Falar das relações Brasil-Portugal, sem que se refira a um acontecimento de 309 anos atrás, que teve influência decisiva na vida de nossos povos, seria uma transgressão à História. Ainda mais nas circunstâncias em que se enredam os nossos países.
Neste próximo dia 27 de dezembro, registra-se o tricentésimo nono aniversário da assinatura do Tratado de Methuen, o Tratado dos Panos e Vinhos, que os reinos de Portugal e da Inglaterra assinaram, em Lisboa, em 1703.
Com apenas três artigos, trata-se, segundo historiadores portugueses, entre eles Joaquim Veríssimo Serrão, autor de uma vasta obra sobre a história lusa, trata-se do texto mais sucinto dos anais da diplomacia européia.
Lacônico, avaro nos artigos e nas letras, mas de efeitos devastadores sobre a economia portuguesa e sobre o futuro de sua então colônia, o Brasil. Consequências que amargamos, de um e de outro lado do Atlântico até hoje, especialmente hoje.
Que diz o acordo que acabou levando o nome do negociador inglês, o embaixador John Methuen?
De sua parte, o rei de Portugal promete “admitir para sempre, daqui em diante” , na metrópole e colônias, com exclusividade, os tecidos ingleses.
Já a sua “Sagrada e Real Majestade Britânica (…) será obrigada para sempre, daqui em diante, de admitir na Grã Bretanha os vinhos de produto de Portugal (…)”.
No entanto, como os produtos industrializados ingleses, não apenas os panos do tratado, tinham demanda e preços superiores aos dos vinhos, em breve tempo Portugal passou a acumular enorme déficit nessa relação.
Foi nesse toco que amarramos o cavalo do atraso.

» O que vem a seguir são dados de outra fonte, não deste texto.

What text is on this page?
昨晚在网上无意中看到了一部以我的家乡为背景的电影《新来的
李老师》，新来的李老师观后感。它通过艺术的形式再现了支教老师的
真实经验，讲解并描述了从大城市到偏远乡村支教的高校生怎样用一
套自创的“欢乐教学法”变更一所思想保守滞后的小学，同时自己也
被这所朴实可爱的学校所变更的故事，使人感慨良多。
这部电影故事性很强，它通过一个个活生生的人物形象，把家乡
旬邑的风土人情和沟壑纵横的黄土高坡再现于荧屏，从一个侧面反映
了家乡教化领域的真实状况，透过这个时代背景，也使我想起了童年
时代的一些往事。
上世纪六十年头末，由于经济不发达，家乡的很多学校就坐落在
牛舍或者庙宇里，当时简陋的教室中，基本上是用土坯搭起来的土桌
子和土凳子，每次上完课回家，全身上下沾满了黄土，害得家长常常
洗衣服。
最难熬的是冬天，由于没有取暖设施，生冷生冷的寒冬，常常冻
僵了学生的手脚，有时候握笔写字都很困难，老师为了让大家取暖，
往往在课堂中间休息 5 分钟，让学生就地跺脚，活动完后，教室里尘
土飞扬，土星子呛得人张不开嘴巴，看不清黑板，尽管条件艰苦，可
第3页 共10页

Com mercado cativo e consumo certo para os vinhos, a produção portuguesa da bebida expandiu-se enormemente, atravancando ou mesmo impedindo o desenvolvimento de outras atividades econômicas. O que fazia aumentar ainda mais o desequilíbrio da balança.
Aí que entra em cena o ouro brasileiro. O déficit português é coberto pelo metal extraído na colônia, que vai, sem escalas, irrigar o tesouro inglês e prover de recursos o desenvolvimento britânico e a consequente revolução industrial.
Diz Veríssimo Serrão, dizem estudiosos portugueses e brasileiros, que toda reação ao Tratado de Methuen era contida pela aristocracia lusa. Até mesmo o poderosíssimo Marques de Pombal, na segunda metade do século 18, não conseguiu ir muito longe na tentativa de quebrar essa resistência.
E o século inaugurado pelo tratado, encerra-se com o esgotamento das minas brasileiras. E temos, então, de um lado, Portugal quebrado, industrialmente pouco desenvolvido, produção agrícola limitada; doutra face, o Brasil empobrecido, com todas as atividades industriais proibidas para proteger o produto inglês e, tirante a monocultura açucareira, uma pobre e insignificante agricultura de subsistência.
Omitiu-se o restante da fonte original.